Your discharge is important because it is your discharge that eliminates your debts, except those debts not discharged by a bankruptcy .

Automatic Discharge

You will receive an automatic discharge from a first or second bankruptcy if you:

  • complete all of your duties and
  • your trustee and your creditors do not object to your discharge.

The length of your bankruptcy in Ontario can be as short as 9 months if this is your first bankruptcy and you have no surplus income but will be extended if you have surplus income or have been bankrupt before. For more information, read our FAQ about how long you will be bankrupt in Ontario .

An “automatic discharge” means that the court is not involved. Once you receive your automatic discharge, your obligation to repay your debts is gone and you have a fresh start.

Court Hearing And Discharge

While most bankruptcies end in an automatic discharge, there are circumstances when the courts will be required to approve

your discharge. You are not eligible for an automatic discharge and court hearing is required if:

  • You do not complete your duties,
  • any of your creditors or your trustee objects to your discharge, or
  • if this is your third bankruptcy.

In bankruptcy court the bankruptcy judge will determine what actions you are required to take to receive your discharge.

There are four types of discharge that the judge can order:

Absolute discharge  — You will be fully released from your debts, except debts that are excluded by bankruptcy law.
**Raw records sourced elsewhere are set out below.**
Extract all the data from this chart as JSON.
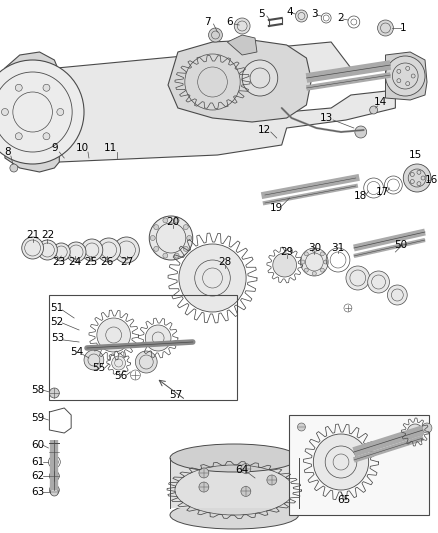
{
  "bg": "#ffffff",
  "lc": "#4a4a4a",
  "tc": "#000000",
  "fs": 7.5,
  "figsize": [
    4.38,
    5.33
  ],
  "dpi": 100
}
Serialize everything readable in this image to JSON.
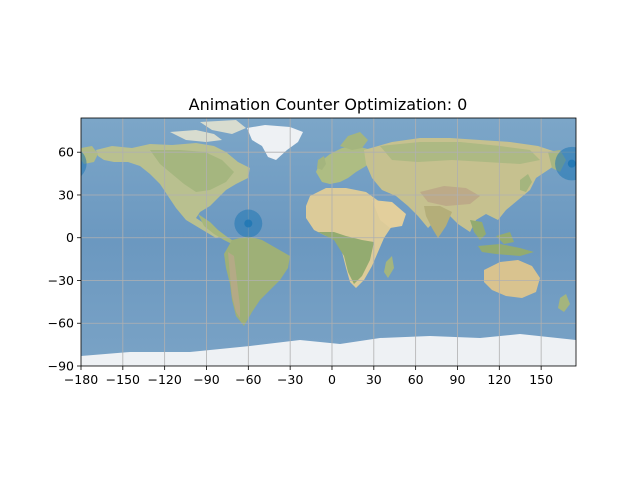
{
  "map": {
    "title": "Animation Counter Optimization: 0",
    "projection": "plate-carree",
    "background": "natural-earth-shaded-relief",
    "extent": {
      "lon": [
        -180,
        180
      ],
      "lat": [
        -90,
        90
      ]
    },
    "visible_lon_range": [
      -180,
      180
    ],
    "grid": true,
    "x_ticks": [
      -180,
      -150,
      -120,
      -90,
      -60,
      -30,
      0,
      30,
      60,
      90,
      120,
      150
    ],
    "x_tick_labels": [
      "−180",
      "−150",
      "−120",
      "−90",
      "−60",
      "−30",
      "0",
      "30",
      "60",
      "90",
      "120",
      "150"
    ],
    "y_ticks": [
      60,
      30,
      0,
      -30,
      -60,
      -90
    ],
    "y_tick_labels": [
      "60",
      "30",
      "0",
      "−30",
      "−60",
      "−90"
    ],
    "markers": [
      {
        "name": "caribbean",
        "lon": -60,
        "lat": 10,
        "radius_deg": 10,
        "color": "#1f77b4",
        "opacity": 0.55
      },
      {
        "name": "kamchatka-bering",
        "lon": 172,
        "lat": 52,
        "radius_deg": 12,
        "color": "#1f77b4",
        "opacity": 0.55
      },
      {
        "name": "kamchatka-bering-wrap",
        "lon": -188,
        "lat": 52,
        "radius_deg": 12,
        "color": "#1f77b4",
        "opacity": 0.55
      }
    ],
    "colors": {
      "ocean": "#6f9cc2",
      "ocean_deep": "#5d8bb6",
      "land": "#c9c79a",
      "land_green": "#9fb37a",
      "desert": "#e2d3a6",
      "mountain": "#b7a688",
      "ice": "#eef1f4",
      "grid": "#b0b0b0",
      "marker": "#1f77b4"
    }
  }
}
  • Conditional discharge  — You are required to fulfill certain conditions prior to obtaining your absolute discharge. Conditions may include making additional payments, or completing your duties.  Once you have completed the conditions, the trustee must return to court to obtain your absolute order of discharge.
  • Suspended discharge  — This is an absolute discharge that does not take effect until a specific date in the future.

    Discharge refused  —The court may refuse a discharge.